If you use calibration curves to quantify your samples relative to an external standard, then the efficiency does actually not matter. If you do not use external standards, like many people do when they perform a "relative quantification" where they more or less directly compare ct-values, differences in efficiencies between your gene of interest and your calibrator gene (loading control/reference gene/housekeeping gene) will render your conclusions wrong (imagine: you start with identical amounts for both genes, getting identical signals; the model expects equal ct-values. If the efficiencies are not equal, you will in fact get quite different ct-values, so you would conclude that the concentrations were verx different; note that this is a simplified view; the thing is more complicated in real "relative quantification" experiments where the differences between target and calibrator gene are compared between different samples - but the errors introduced by differening efficiencied do no cancel out, so the problem remains).

A general point why "low" efficiencies may be critical is as follows:

In qPCR you have idel reaction conditions, a vast overshoot of primers, nucleotides, and enzyme. Why should not all molecules in a sample be amplified? Why only, say, 80%, and why should this be consistently the case in different samples and over the time course of the PCR? If I use a standard prep to measure a calibration curve giving a suboptimal efficiency, how can I be sure that some other sample will amplify with exactly this same efficiency?

Since we lack a theoretical understanding of the biochemical causes of a sumoptimal apparent efficiency, there might be other reasons leading to a wrong estimate of this efficiency, possibly in the way we pre-process the fluorescence intensity data (I think here especially of background- and trend-corrections and of normalizations). All these calculations are based on heuristics, and in some cases these data processings may result in amplification curves that do not well represent the essential biochemical process we model to get the quantification.

But if the quality of data is in question, the results are in question, too.

At least for "close-to-ideal" efficiencies the results can/may be explained based on our understanding of the process and it at least seems reasonable, so that we may have reasonable hopes that the measures and results we get truefully reflect biological properties (rather than data-processing artefacts).
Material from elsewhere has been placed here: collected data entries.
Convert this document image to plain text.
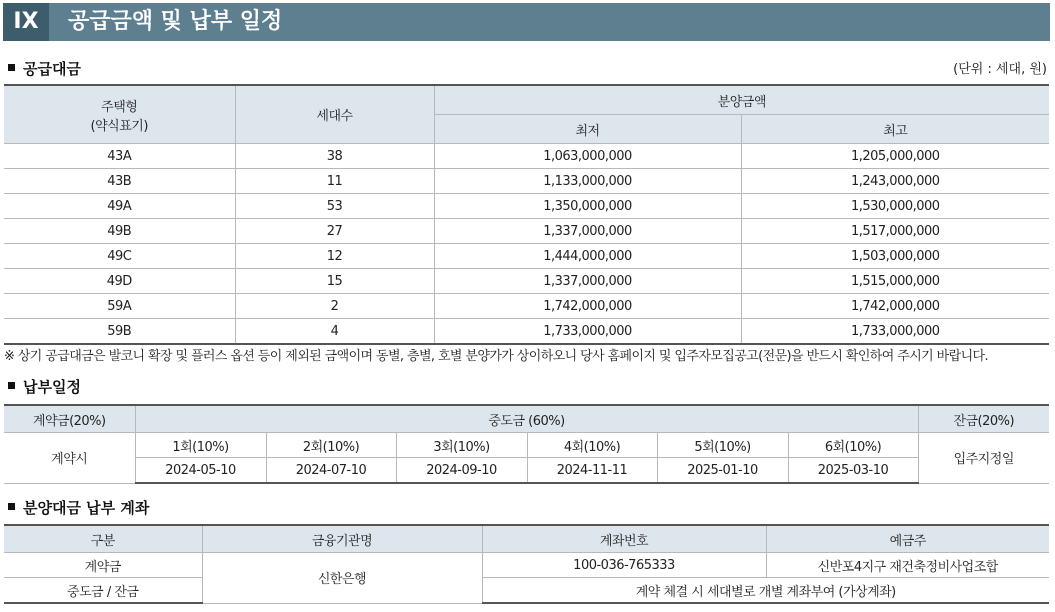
IX	공급금액 및 납부 일정
공급대금	(단위 : 세대, 원)
주택형
(약식표기)	세대수	분양금액	
		최저	최고
43A	38	1,063,000,000	1,205,000,000
43B	11	1,133,000,000	1,243,000,000
49A	53	1,350,000,000	1,530,000,000
49B	27	1,337,000,000	1,517,000,000
49C	12	1,444,000,000	1,503,000,000
49D	15	1,337,000,000	1,515,000,000
59A	2	1,742,000,000	1,742,000,000
59B	4	1,733,000,000	1,733,000,000
※ 상기 공급대금은 발코니 확장 및 플러스 옵션 등이 제외된 금액이며 동별, 층별, 호별 분양가가 상이하오니 당사 홈페이지 및 입주자모집공고(전문)을 반드시 확인하여 주시기 바랍니다.
납부일정
계약금(20%)	중도금 (60%)						잔금(20%)
계약시	1회(10%)	2회(10%)	3회(10%)	4회(10%)	5회(10%)	6회(10%)	입주지정일
	2024-05-10	2024-07-10	2024-09-10	2024-11-11	2025-01-10	2025-03-10	
분양대금 납부 계좌
구분	금융기관명	계좌번호	예금주
계약금	신한은행	100-036-765333	신반포4지구 재건축정비사업조합
중도금 / 잔금		계약 체결 시 세대별로 개별 계좌부여 (가상계좌)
If you use calibration curves to quantify your samples relative to an external standard, then the efficiency does actually not matter. If you do not use external standards, like many people do when they perform a "relative quantification" where they more or less directly compare ct-values, differences in efficiencies between your gene of interest and your calibrator gene (loading control/reference gene/housekeeping gene) will render your conclusions wrong (imagine: you start with identical amounts for both genes, getting identical signals; the model expects equal ct-values. If the efficiencies are not equal, you will in fact get quite different ct-values, so you would conclude that the concentrations were verx different; note that this is a simplified view; the thing is more complicated in real "relative quantification" experiments where the differences between target and calibrator gene are compared between different samples - but the errors introduced by differening efficiencied do no cancel out, so the problem remains).

A general point why "low" efficiencies may be critical is as follows:

In qPCR you have idel reaction conditions, a vast overshoot of primers, nucleotides, and enzyme. Why should not all molecules in a sample be amplified? Why only, say, 80%, and why should this be consistently the case in different samples and over the time course of the PCR? If I use a standard prep to measure a calibration curve giving a suboptimal efficiency, how can I be sure that some other sample will amplify with exactly this same efficiency?
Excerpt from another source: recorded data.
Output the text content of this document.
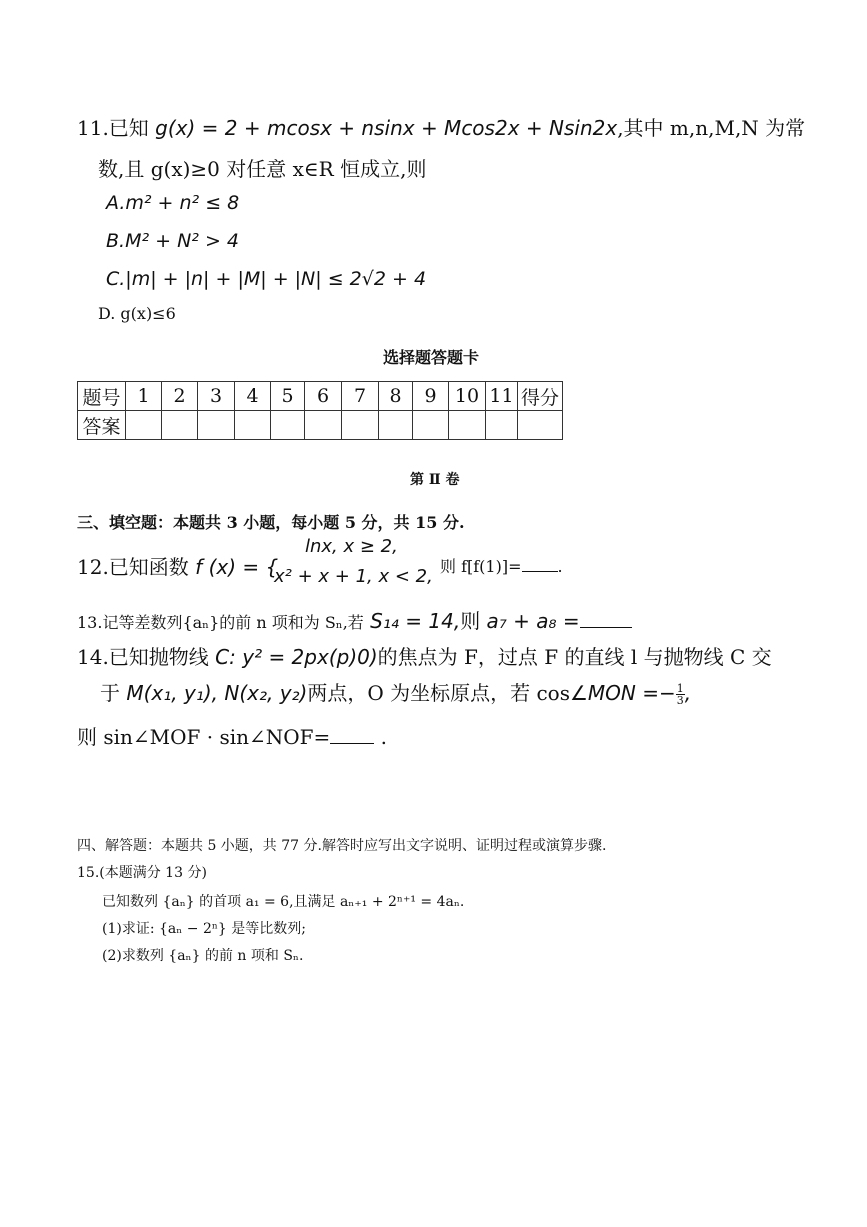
11.已知 g(x) = 2 + mcosx + nsinx + Mcos2x + Nsin2x,其中 m,n,M,N 为常
数,且 g(x)≥0 对任意 x∈R 恒成立,则
A.m² + n² ≤ 8
B.M² + N² > 4
C.|m| + |n| + |M| + |N| ≤ 2√2 + 4
D. g(x)≤6
选择题答题卡
题号	1	2	3	4	5	6	7	8	9	10	11	得分
答案												
第 Ⅱ 卷
三、填空题：本题共 3 小题，每小题 5 分，共 15 分.
12.已知函数 f (x) = {
lnx, x ≥ 2,
x² + x + 1, x < 2, 则 f[f(1)]= .
13.记等差数列{aₙ}的前 n 项和为 Sₙ,若 S₁₄ = 14,则 a₇ + a₈ =
14.已知抛物线 C: y² = 2px(p)0)的焦点为 F，过点 F 的直线 l 与抛物线 C 交
于 M(x₁, y₁), N(x₂, y₂)两点，O 为坐标原点，若 cos∠MON =− $\frac{1}{3}$ ,
则 sin∠MOF · sin∠NOF=	.
四、解答题：本题共 5 小题，共 77 分.解答时应写出文字说明、证明过程或演算步骤.
15.(本题满分 13 分)
已知数列 {aₙ} 的首项 a₁ = 6,且满足 aₙ₊₁ + 2ⁿ⁺¹ = 4aₙ.
(1)求证: {aₙ − 2ⁿ} 是等比数列;
(2)求数列 {aₙ} 的前 n 项和 Sₙ.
Since we lack a theoretical understanding of the biochemical causes of a sumoptimal apparent efficiency, there might be other reasons leading to a wrong estimate of this efficiency, possibly in the way we pre-process the fluorescence intensity data (I think here especially of background- and trend-corrections and of normalizations). All these calculations are based on heuristics, and in some cases these data processings may result in amplification curves that do not well represent the essential biochemical process we model to get the quantification.

But if the quality of data is in question, the results are in question, too.
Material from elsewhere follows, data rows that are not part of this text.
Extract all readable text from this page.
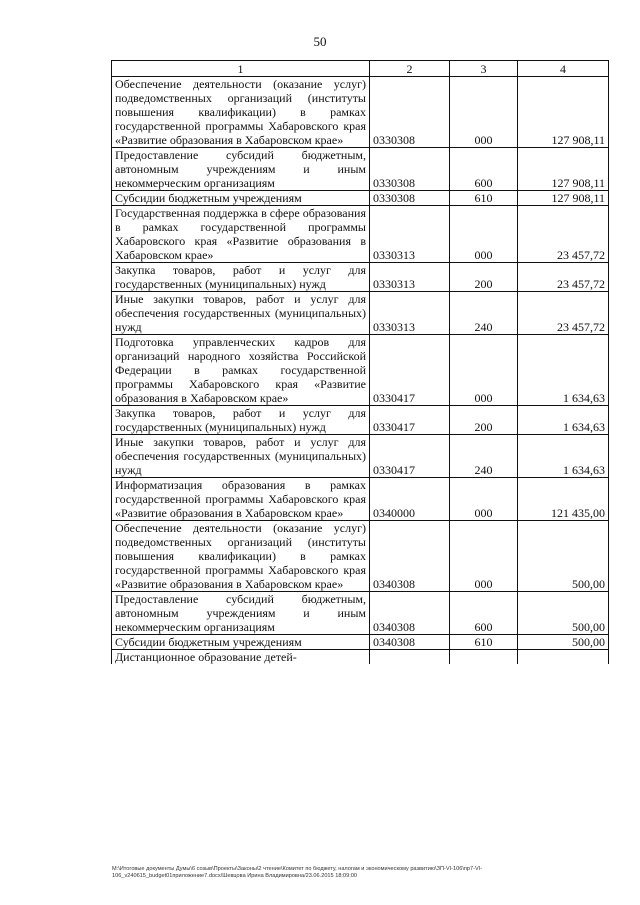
50
1	2	3	4
Обеспечение деятельности (оказание услуг) подведомственных организаций (институты повышения квалификации) в рамках государственной программы Хабаровского края «Развитие образования в Хабаровском крае»	0330308	000	127 908,11
Предоставление субсидий бюджетным, автономным учреждениям и иным некоммерческим организациям	0330308	600	127 908,11
Субсидии бюджетным учреждениям	0330308	610	127 908,11
Государственная поддержка в сфере образования в рамках государственной программы Хабаровского края «Развитие образования в Хабаровском крае»	0330313	000	23 457,72
Закупка товаров, работ и услуг для государственных (муниципальных) нужд	0330313	200	23 457,72
Иные закупки товаров, работ и услуг для обеспечения государственных (муниципальных) нужд	0330313	240	23 457,72
Подготовка управленческих кадров для организаций народного хозяйства Российской Федерации в рамках государственной программы Хабаровского края «Развитие образования в Хабаровском крае»	0330417	000	1 634,63
Закупка товаров, работ и услуг для государственных (муниципальных) нужд	0330417	200	1 634,63
Иные закупки товаров, работ и услуг для обеспечения государственных (муниципальных) нужд	0330417	240	1 634,63
Информатизация образования в рамках государственной программы Хабаровского края «Развитие образования в Хабаровском крае»	0340000	000	121 435,00
Обеспечение деятельности (оказание услуг) подведомственных организаций (институты повышения квалификации) в рамках государственной программы Хабаровского края «Развитие образования в Хабаровском крае»	0340308	000	500,00
Предоставление субсидий бюджетным, автономным учреждениям и иным некоммерческим организациям	0340308	600	500,00
Субсидии бюджетным учреждениям	0340308	610	500,00
Дистанционное образование детей-			
М:\Итоговые документы Думы\6 созыв\Проекты\Законы\2 чтение\Комитет по бюджету, налогам и экономическому развитию\ЗП-VI-106\пр7-VI-
106_v240615_budget01приложение7.docx/Шевцова Ирина Владимировна/23.06.2015 18:09:00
At least for "close-to-ideal" efficiencies the results can/may be explained based on our understanding of the process and it at least seems reasonable, so that we may have reasonable hopes that the measures and results we get truefully reflect biological properties (rather than data-processing artefacts).

the responses are in

http://link.springer.com/article/10.1007%2Fs12223-013-0255-5#page-1

Jochen is right. The efficiency shouldn't affect the accuracy of your quantitation. Some PCR's are just not all that efficient, but the standard curve takes care of all that. I've operated PCRs with efficiencies around 65% and still got good results.

However, low efficiency does affect the sensitivity. Increasing the number of cycles helps, but eventually amplification of nonspecific products and primer dimers will outcompete your target,

Also, if your efficiency suddenly drops, there's something funny going on and you should troubleshoot it. I always keep a small sample of QC-approved reagents in reserve to check this.